On 10/08/15 21:26, Robert Millan wrote:
If you want more, look at syscall compat (full, automated translation)
Please forgive my ignorance, but I'm not sure what you mean by syscall
compat. Could
you point me to some document and/or source file to look at?
Syscall compat is like COMPAT_FOO in NetBSD. It translates the args of
FOO to NetBSD and the results back. In the case of normal NetBSD,
syscall compat allows running FOO binaries on NetBSD. For rump kernels,
it allows rump kernel system calls made from FOO userland to work
against rump kernels as-in, e.g. calling rump_sys_stat() with a host
"struct stat" will work. Substitute FOO for e.g. LINUX, and you
probably get the idea.
Look at libsys_* in src/sys/rump/kern/lib.
The only downside is that the semantics turned out to be really hard to
figure out. Currently, if you link a libsys_foo against a rump kernel,
_local_ client syscall will use the translation (linking multiple
libsys_foo is bad). Remote ones will not simply because we couldn't
figure out sensible semantics. For example, if a remote client
automatically gets a syscall vector for its host, what do you do if you
want some remote client to make native calls not covered by the compat
vector (e.g. mount()).
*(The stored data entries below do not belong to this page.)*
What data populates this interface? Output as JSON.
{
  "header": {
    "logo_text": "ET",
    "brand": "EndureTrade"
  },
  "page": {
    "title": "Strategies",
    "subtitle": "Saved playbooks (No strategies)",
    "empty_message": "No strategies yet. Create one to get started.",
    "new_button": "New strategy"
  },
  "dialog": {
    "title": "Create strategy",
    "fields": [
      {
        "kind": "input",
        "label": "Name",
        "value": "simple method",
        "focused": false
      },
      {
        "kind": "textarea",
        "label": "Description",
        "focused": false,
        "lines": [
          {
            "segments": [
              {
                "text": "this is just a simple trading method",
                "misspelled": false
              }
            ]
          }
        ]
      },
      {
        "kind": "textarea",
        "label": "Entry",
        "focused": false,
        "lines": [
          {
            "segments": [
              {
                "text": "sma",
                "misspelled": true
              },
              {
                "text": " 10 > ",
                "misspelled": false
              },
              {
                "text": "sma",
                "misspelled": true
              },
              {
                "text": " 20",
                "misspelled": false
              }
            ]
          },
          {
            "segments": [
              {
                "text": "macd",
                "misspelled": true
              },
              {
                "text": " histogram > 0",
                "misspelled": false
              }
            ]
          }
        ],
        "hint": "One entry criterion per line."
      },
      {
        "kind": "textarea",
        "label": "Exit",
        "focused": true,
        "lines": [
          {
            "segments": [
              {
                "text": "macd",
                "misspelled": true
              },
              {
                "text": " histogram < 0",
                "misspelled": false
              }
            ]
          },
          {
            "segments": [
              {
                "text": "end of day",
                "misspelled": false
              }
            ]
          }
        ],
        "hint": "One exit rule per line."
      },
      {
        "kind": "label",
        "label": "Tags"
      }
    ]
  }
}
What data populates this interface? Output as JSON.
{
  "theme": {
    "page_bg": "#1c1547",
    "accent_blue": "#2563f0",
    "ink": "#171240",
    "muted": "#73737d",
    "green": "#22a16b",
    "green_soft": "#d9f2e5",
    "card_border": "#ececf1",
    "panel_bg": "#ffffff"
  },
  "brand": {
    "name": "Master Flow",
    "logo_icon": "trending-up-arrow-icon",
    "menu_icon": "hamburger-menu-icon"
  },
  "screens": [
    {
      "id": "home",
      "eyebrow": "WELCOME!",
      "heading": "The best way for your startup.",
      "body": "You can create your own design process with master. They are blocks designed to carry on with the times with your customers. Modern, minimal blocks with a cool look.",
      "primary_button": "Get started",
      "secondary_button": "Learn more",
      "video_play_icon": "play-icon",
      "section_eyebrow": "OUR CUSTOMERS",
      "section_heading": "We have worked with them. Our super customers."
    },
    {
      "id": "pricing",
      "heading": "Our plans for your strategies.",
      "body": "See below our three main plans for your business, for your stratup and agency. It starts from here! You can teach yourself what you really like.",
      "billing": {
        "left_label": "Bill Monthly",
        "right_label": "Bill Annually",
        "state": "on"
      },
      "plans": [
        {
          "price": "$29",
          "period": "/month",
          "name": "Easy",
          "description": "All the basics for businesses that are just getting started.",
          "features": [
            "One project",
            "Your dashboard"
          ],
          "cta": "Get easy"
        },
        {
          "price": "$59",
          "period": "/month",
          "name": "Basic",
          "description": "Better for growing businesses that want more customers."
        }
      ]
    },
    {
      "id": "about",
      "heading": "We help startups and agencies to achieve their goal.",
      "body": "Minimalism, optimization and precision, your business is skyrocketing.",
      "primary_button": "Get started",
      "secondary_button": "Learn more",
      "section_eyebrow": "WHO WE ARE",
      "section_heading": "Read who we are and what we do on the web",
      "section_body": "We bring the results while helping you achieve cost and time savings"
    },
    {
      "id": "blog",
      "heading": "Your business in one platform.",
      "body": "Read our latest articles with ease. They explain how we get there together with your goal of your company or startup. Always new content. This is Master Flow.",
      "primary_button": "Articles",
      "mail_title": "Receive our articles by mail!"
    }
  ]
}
Would it be secure to allow for native and
non-native syscalls for the same process (talking about the rump
kernel's idea of a process, of course)? Notably, the previous is not a
security issue for local clients because, well, they're local. If
you're really interested in some specific, I might be able to find to
more details of the semantics woes from some old private emails with
Arnaud (they predate the existence of this list), but I don't want to
spend effort for digging for a "yea sure why not".